TestHealthcareOntology (4 tests):
| Test | What it verifies |
|---|---|
test_predicates_defined |
Healthcare predicates exist in all layers (observation, interpretation, situation) |
test_sample_healthcare_is_valid |
Sample payload passes validate_semantic_payload() with zero violations |
test_healthcare_observations |
Helper builds observation triples with correct predicates (demographic, lab_result, imaging_finding) |
test_healthcare_payload_structure |
Full UserML payload has @model: "UserML" + layers dict |
TestEducationOntology (3 tests):
| Test | What it verifies |
|---|---|
test_predicates_defined |
Education predicates (word_count, argument_quality, grade_assigned) |
test_sample_education_is_valid |
Sample payload validates cleanly |
test_education_interpretations |
Helper builds interpretation triples with default confidence |
TestRecommendationOntology (2 tests):
| Test | What it verifies |
|---|---|
test_predicates_defined |
Recommendation predicates (browse_event, category_affinity, active_shopper) |
test_sample_recommendation_is_valid |
Sample payload validates cleanly |
TestValidator (6 tests):
| Test | What it verifies |
|---|---|
test_valid_payload |
Known-good payload → (True, []) |
test_missing_model |
Missing @model key → violation reported |
test_invalid_predicate |
Unknown predicate → violation with predicate name in message |
test_missing_predicate_key |
Triple without predicate key → "missing 'predicate'" violation |
test_non_dict_payload |
String input → invalid (type check) |
test_missing_layers |
Missing layers key → violation reported |
Reading results: Ontology test failures mean either:
- A predicate was renamed/removed in
agent/ontologies/*.pywithout updating the sample - The validator logic changed (e.g., new required field)
- The UserML schema structure changed in the jhcontext SDK
These tests are the compile-time equivalent for the semantic_conformance check
that runs at validation time.
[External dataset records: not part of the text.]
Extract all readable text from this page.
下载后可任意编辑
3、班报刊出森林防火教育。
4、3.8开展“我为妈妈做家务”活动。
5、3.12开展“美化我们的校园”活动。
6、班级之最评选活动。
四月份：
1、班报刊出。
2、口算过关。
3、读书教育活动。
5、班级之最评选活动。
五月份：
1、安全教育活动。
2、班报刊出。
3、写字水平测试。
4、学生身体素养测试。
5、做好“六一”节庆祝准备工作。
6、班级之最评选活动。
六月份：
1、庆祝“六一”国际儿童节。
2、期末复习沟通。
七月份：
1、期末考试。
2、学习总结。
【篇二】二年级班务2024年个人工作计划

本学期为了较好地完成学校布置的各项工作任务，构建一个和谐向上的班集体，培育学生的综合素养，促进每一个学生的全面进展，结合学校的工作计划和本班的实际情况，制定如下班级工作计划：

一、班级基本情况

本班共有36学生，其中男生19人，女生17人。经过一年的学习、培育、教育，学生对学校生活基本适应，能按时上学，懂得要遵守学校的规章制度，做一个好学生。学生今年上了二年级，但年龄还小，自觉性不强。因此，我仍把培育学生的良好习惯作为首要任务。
If ontology tests pass but semantic_conformance fails
in a run, the problem is the LLM output format, not the ontology definitions.
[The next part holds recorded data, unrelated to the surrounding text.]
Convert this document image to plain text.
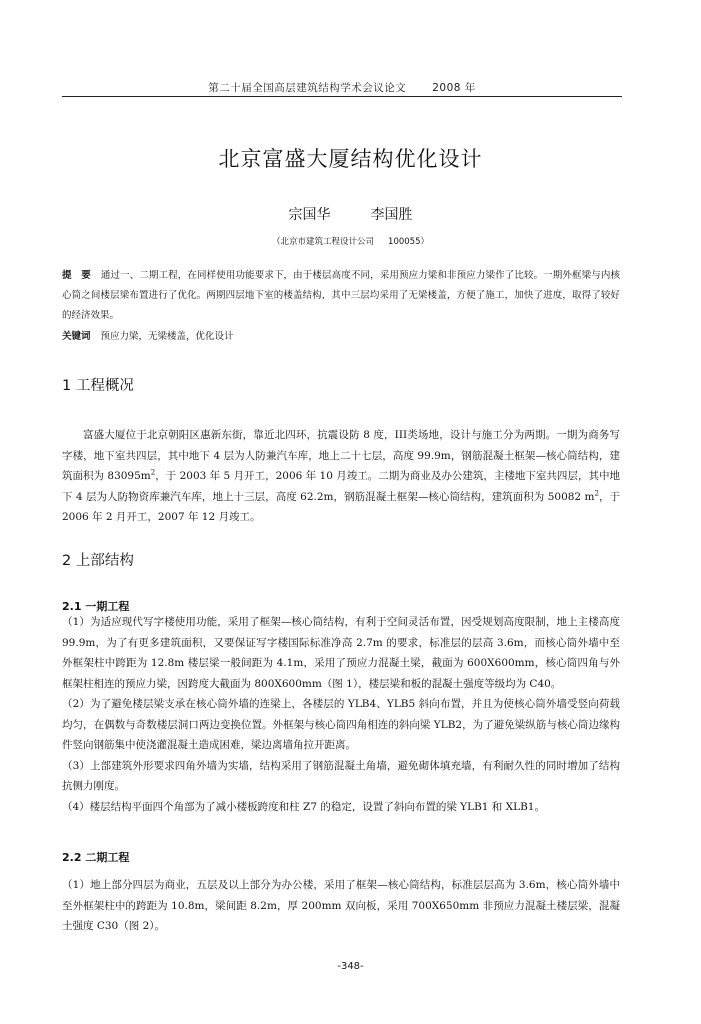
第二十届全国高层建筑结构学术会议论文 2008 年
北京富盛大厦结构优化设计
宗国华	李国胜
（北京市建筑工程设计公司 100055）

提　要 通过一、二期工程，在同样使用功能要求下，由于楼层高度不同，采用预应力梁和非预应力梁作了比较。一期外框梁与内核心筒之间楼层梁布置进行了优化。两期四层地下室的楼盖结构，其中三层均采用了无梁楼盖，方便了施工，加快了进度，取得了较好的经济效果。

关键词 预应力梁，无梁楼盖，优化设计

1 工程概况

富盛大厦位于北京朝阳区惠新东街，靠近北四环，抗震设防 8 度，III类场地，设计与施工分为两期。一期为商务写字楼，地下室共四层，其中地下 4 层为人防兼汽车库，地上二十七层，高度 99.9m，钢筋混凝土框架—核心筒结构，建筑面积为 $83095m^2$，于 2003 年 5 月开工，2006 年 10 月竣工。二期为商业及办公建筑，主楼地下室共四层，其中地下 4 层为人防物资库兼汽车库，地上十三层，高度 62.2m，钢筋混凝土框架—核心筒结构，建筑面积为 50082 $m^2$，于 2006 年 2 月开工，2007 年 12 月竣工。

2 上部结构
2.1 一期工程
（1）为适应现代写字楼使用功能，采用了框架—核心筒结构，有利于空间灵活布置，因受规划高度限制，地上主楼高度 99.9m，为了有更多建筑面积，又要保证写字楼国际标准净高 2.7m 的要求，标准层的层高 3.6m，而核心筒外墙中至外框架柱中跨距为 12.8m 楼层梁一般间距为 4.1m，采用了预应力混凝土梁，截面为 600X600mm，核心筒四角与外框架柱相连的预应力梁，因跨度大截面为 800X600mm（图 1），楼层梁和板的混凝土强度等级均为 C40。
（2）为了避免楼层梁支承在核心筒外墙的连梁上，各楼层的 YLB4、YLB5 斜向布置，并且为使核心筒外墙受竖向荷载均匀，在偶数与奇数楼层洞口两边变换位置。外框架与核心筒四角相连的斜向梁 YLB2，为了避免梁纵筋与核心筒边缘构件竖向钢筋集中使浇灌混凝土造成困难，梁边离墙角拉开距离。
（3）上部建筑外形要求四角外墙为实墙，结构采用了钢筋混凝土角墙，避免砌体填充墙，有利耐久性的同时增加了结构抗侧力刚度。
（4）楼层结构平面四个角部为了减小楼板跨度和柱 Z7 的稳定，设置了斜向布置的梁 YLB1 和 XLB1。
2.2 二期工程
（1）地上部分四层为商业，五层及以上部分为办公楼，采用了框架—核心筒结构，标准层层高为 3.6m，核心筒外墙中至外框架柱中的跨距为 10.8m，梁间距 8.2m，厚 200mm 双向板，采用 700X650mm 非预应力混凝土楼层梁，混凝土强度 C30（图 2）。
-348-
tests/test_app_local_mode.py s.. [ 8%]
tests/test_ontologies.py ............... [ 52%]
tests/test_sqlite_storage.py ................ [100%]
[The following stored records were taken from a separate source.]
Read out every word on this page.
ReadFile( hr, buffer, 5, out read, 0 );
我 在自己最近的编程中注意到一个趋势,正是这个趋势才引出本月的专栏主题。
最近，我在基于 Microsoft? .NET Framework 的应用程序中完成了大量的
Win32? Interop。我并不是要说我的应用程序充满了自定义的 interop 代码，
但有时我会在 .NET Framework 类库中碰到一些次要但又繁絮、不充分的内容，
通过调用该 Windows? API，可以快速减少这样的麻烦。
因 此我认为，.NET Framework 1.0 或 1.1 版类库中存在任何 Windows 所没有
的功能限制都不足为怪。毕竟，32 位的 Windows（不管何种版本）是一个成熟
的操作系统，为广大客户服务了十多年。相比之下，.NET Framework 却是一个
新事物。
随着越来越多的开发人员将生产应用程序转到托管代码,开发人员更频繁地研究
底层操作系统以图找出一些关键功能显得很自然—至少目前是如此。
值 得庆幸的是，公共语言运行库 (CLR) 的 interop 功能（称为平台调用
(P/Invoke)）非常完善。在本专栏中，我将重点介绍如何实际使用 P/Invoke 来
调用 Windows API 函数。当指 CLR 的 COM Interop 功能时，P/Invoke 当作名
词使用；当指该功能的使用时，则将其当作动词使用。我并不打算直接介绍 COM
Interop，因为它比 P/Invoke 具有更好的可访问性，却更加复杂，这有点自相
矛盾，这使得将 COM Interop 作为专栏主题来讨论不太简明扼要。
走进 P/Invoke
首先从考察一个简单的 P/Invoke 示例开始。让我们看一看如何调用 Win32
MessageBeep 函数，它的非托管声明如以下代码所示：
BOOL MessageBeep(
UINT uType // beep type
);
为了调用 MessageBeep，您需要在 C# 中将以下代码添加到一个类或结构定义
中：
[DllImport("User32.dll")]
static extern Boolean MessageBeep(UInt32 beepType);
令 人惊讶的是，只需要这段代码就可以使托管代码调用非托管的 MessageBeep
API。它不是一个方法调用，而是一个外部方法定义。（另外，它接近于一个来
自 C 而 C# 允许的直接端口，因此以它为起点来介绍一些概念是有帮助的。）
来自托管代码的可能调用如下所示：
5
======================== 33 passed, 1 skipped ========================
| Symbol | Meaning |
|---|---|
. |
Test passed |
s |
Test skipped (missing optional dependency like Chalice) |
F |
Test failed — assertion error (see traceback) |
E |
Test errored — unexpected exception (import error, missing fixture) |
A healthy run shows 33 passed, 1 skipped for the infrastructure suite, plus
6 passed for the offline layer (test_offline_layer.py + test_offline_flow_e2e.py).
The skip is test_local_mode_uses_sqlite when Chalice is not installed.